Tutt’intorno, un brulicare di gesti attenti e precisi, sapienti e antichi.
Al margine della scena, l’area “profana” con cibo, bevande e danze popolari al ritmo di fisarmoniche e tamburi.
Con un po’ di sorpresa, ci siamo ritrovati catapultati in un mondo d’altri tempi, rappresentato nelle scene di vita quotidiana di certa pittura di genere medievale e rinascimentale. Una grandiosa performance teatrale in cui, sul palcoscenico dell’aia assolata, ogni singolo individuo aveva un suo ruolo specifico, funzionale alla creazione di una realtà essenziale, semplice, corale.
La dicotomia, tipica della nostra mentalità contemporanea, fra sacro e profano, individuo e comunità, vita e lavoro si dissolveva.
Ma se è vero che “come in alto, così (è) in basso”, si può leggere la kermesse anche come il riflesso di immagini cosmiche sulla Terra: ogni attore è un pianeta che percorre la propria orbita non per se stesso ma per il sistema solare di cui è parte. Le meccaniche celesti si rispecchiano nella meccanica delle grandi macchine agricole del secondo dopoguerra costruite da un tipo di intelligenza di derivazione evidentemente leonardesca. Così, ogni moto planetario corrisponde ai precisi e cadenzati gesti umani compiuti alla luce del Sole.

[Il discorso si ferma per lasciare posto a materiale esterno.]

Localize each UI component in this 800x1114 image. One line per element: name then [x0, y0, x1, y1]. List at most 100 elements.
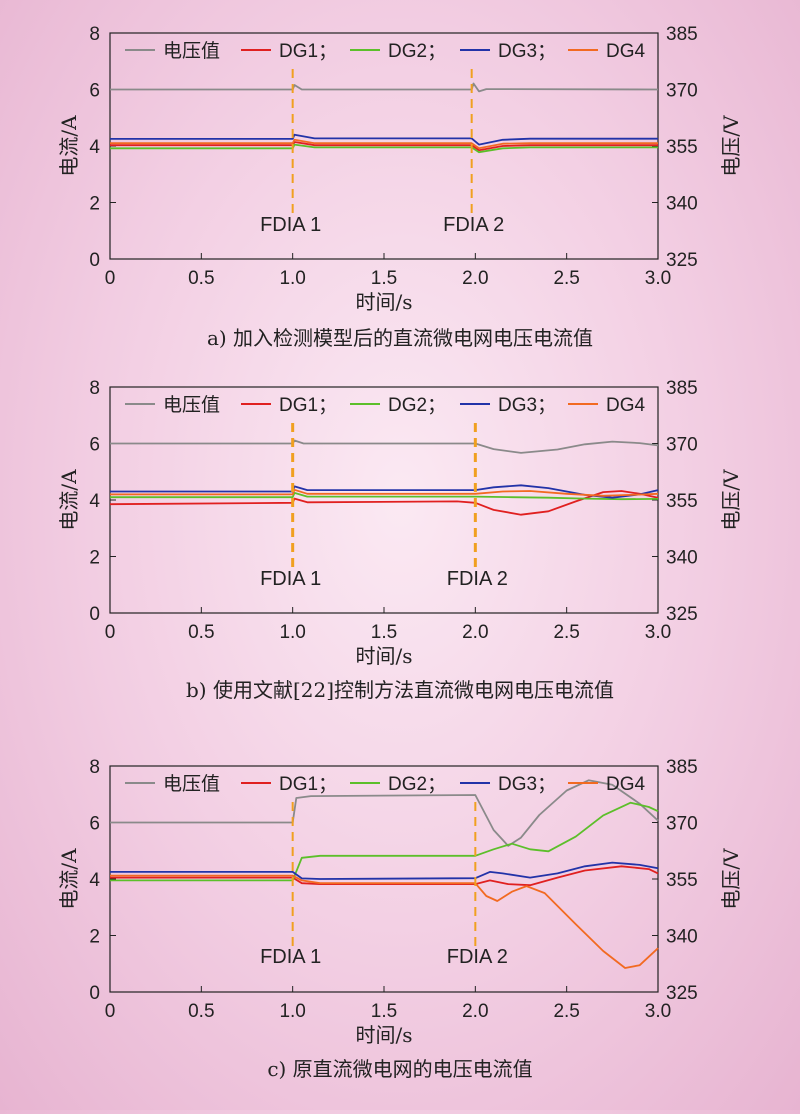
y-left-tick-label: 2: [89, 194, 100, 215]
x-tick-label: 2.5: [553, 622, 579, 643]
y-left-axis-label: 电流/A: [57, 115, 81, 177]
y-right-tick-label: 325: [666, 250, 698, 271]
series-line-电压值: [110, 82, 659, 93]
x-tick-label: 2.0: [462, 622, 488, 643]
plot-frame: [109, 386, 659, 614]
series-line-DG1: [109, 490, 659, 516]
x-tick-label: 3.0: [645, 268, 671, 289]
fdia-annotation-label: FDIA 2: [447, 568, 508, 590]
x-tick-label: 1.5: [371, 268, 397, 289]
y-right-tick-label: 340: [666, 548, 698, 569]
y-left-tick-label: 4: [89, 137, 100, 158]
chart-panel-b: 0 0.5 1.0 1.5 2.0 2.5 3.0 0 2 4 6 8 325 340 355 370 385 电…: [57, 378, 743, 702]
chart-caption: a) 加入检测模型后的直流微电网电压电流值: [207, 326, 593, 350]
legend-entry-label: DG3；: [498, 395, 556, 416]
y-right-tick-label: 355: [666, 491, 698, 512]
legend-entry-label: DG4: [606, 395, 646, 416]
x-tick-label: 2.0: [462, 268, 488, 289]
y-left-tick-label: 2: [89, 927, 100, 948]
y-right-tick-label: 370: [666, 435, 698, 456]
fdia-annotation-label: FDIA 2: [443, 214, 504, 236]
series-line-DG3: [110, 484, 659, 499]
y-right-tick-label: 385: [666, 378, 698, 399]
x-axis-label: 时间/s: [355, 644, 412, 668]
y-left-tick-label: 8: [89, 24, 100, 45]
y-right-tick-label: 385: [666, 757, 698, 778]
fdia-annotation-label: FDIA 1: [260, 214, 321, 236]
y-right-tick-label: 370: [666, 814, 698, 835]
y-left-tick-label: 6: [89, 81, 100, 102]
legend-entry-label: DG2；: [388, 774, 446, 795]
legend-entry-label: DG3；: [498, 41, 556, 62]
y-left-axis-label: 电流/A: [57, 469, 81, 531]
x-tick-label: 1.5: [371, 622, 397, 643]
x-tick-label: 2.5: [553, 1001, 579, 1022]
y-right-axis-label: 电压/V: [719, 469, 743, 531]
x-tick-label: 0: [105, 268, 116, 289]
y-left-tick-label: 0: [89, 604, 100, 625]
y-right-tick-label: 340: [666, 927, 698, 948]
chart-caption: b) 使用文献[22]控制方法直流微电网电压电流值: [186, 678, 614, 702]
x-axis-label: 时间/s: [355, 290, 412, 314]
chart-caption: c) 原直流微电网的电压电流值: [267, 1057, 532, 1081]
legend-entry-label: DG4: [606, 774, 646, 795]
fdia-annotation-label: FDIA 1: [260, 946, 321, 968]
series-line-DG1: [110, 865, 659, 887]
series-line-DG2: [110, 801, 659, 882]
chart-panel-c: 0 0.5 1.0 1.5 2.0 2.5 3.0 0 2 4 6 8 325 340 355 370 385 电…: [57, 757, 743, 1081]
y-left-axis-label: 电流/A: [57, 848, 81, 910]
y-left-tick-label: 4: [89, 491, 100, 512]
series-line-电压值: [110, 779, 659, 847]
x-tick-label: 0.5: [188, 268, 214, 289]
legend-entry-label: 电压值: [163, 40, 220, 62]
x-tick-label: 3.0: [645, 1001, 671, 1022]
x-axis-label: 时间/s: [355, 1023, 412, 1047]
legend-entry-label: DG1；: [279, 41, 337, 62]
fdia-annotation-label: FDIA 1: [260, 568, 321, 590]
x-tick-label: 2.5: [553, 268, 579, 289]
series-line-DG4: [110, 138, 658, 150]
y-left-tick-label: 4: [89, 870, 100, 891]
legend-entry-label: 电压值: [163, 773, 220, 795]
y-right-tick-label: 385: [666, 24, 698, 45]
y-left-tick-label: 8: [89, 378, 100, 399]
y-left-tick-label: 2: [89, 548, 100, 569]
legend-entry-label: DG1；: [279, 395, 337, 416]
y-right-tick-label: 325: [666, 604, 698, 625]
y-right-tick-label: 325: [666, 983, 698, 1004]
legend-entry-label: DG2；: [388, 395, 446, 416]
y-left-tick-label: 0: [89, 983, 100, 1004]
legend-entry-label: DG3；: [498, 774, 556, 795]
series-line-DG4: [110, 874, 659, 969]
y-left-tick-label: 0: [89, 250, 100, 271]
x-tick-label: 1.0: [279, 622, 305, 643]
y-right-tick-label: 340: [666, 194, 698, 215]
x-tick-label: 2.0: [462, 1001, 488, 1022]
x-tick-label: 0.5: [188, 622, 214, 643]
fdia-annotation-label: FDIA 2: [447, 946, 508, 968]
x-tick-label: 1.0: [279, 268, 305, 289]
y-right-tick-label: 370: [666, 81, 698, 102]
x-tick-label: 0: [105, 1001, 116, 1022]
x-tick-label: 3.0: [645, 622, 671, 643]
y-right-axis-label: 电压/V: [719, 848, 743, 910]
legend-entry-label: DG2；: [388, 41, 446, 62]
y-right-axis-label: 电压/V: [719, 115, 743, 177]
series-line-电压值: [110, 439, 659, 454]
series-line-DG2: [110, 491, 659, 501]
x-tick-label: 1.5: [371, 1001, 397, 1022]
y-right-tick-label: 355: [666, 137, 698, 158]
legend-entry-label: DG4: [606, 41, 646, 62]
chart-panel-a: 0 0.5 1.0 1.5 2.0 2.5 3.0 0 2 4 6 8 325 340 355 370 385 电…: [57, 24, 743, 350]
y-left-tick-label: 6: [89, 435, 100, 456]
x-tick-label: 0.5: [188, 1001, 214, 1022]
y-left-tick-label: 6: [89, 814, 100, 835]
series-line-DG3: [110, 861, 659, 880]
legend-entry-label: 电压值: [163, 394, 220, 416]
x-tick-label: 1.0: [279, 1001, 305, 1022]
y-right-tick-label: 355: [666, 870, 698, 891]
y-left-tick-label: 8: [89, 757, 100, 778]
x-tick-label: 0: [105, 622, 116, 643]
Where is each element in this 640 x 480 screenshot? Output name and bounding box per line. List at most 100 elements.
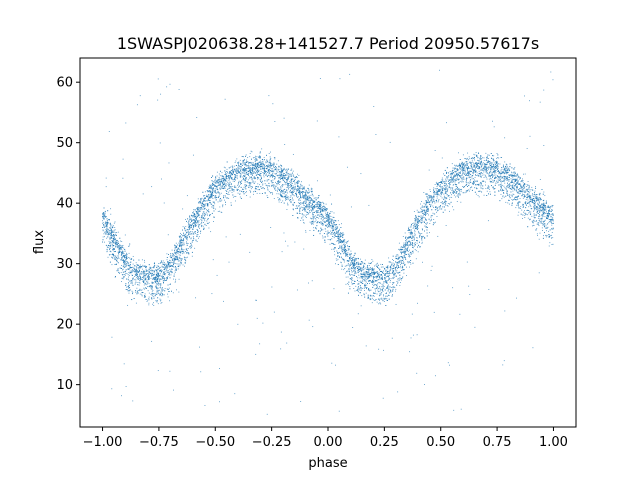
scatter-point [382,290,384,292]
scatter-point [482,187,484,189]
scatter-point [286,176,288,178]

Quando saranno maturi i tempi delle nuove comunità umane organizzate sulla base di rinnovati valori, ci saremo ricollegati a questo tipo di ritualità e di conoscenze per edificare un modello esistenziale in cui l’Agricoltura, da mera e arida tecnica, potrà essere diventata l’arte per eccellenza, la sintesi di tutte le arti, e sollevare l’essere umano verso nuovi, più ampi e luminosi orizzonti.
Grazie a Domenico Di Camillo per il suo impegno e la sua passione affinché tutto ciò venga custodito e non dimenticato. E grazie per la sua gentile ospitalità.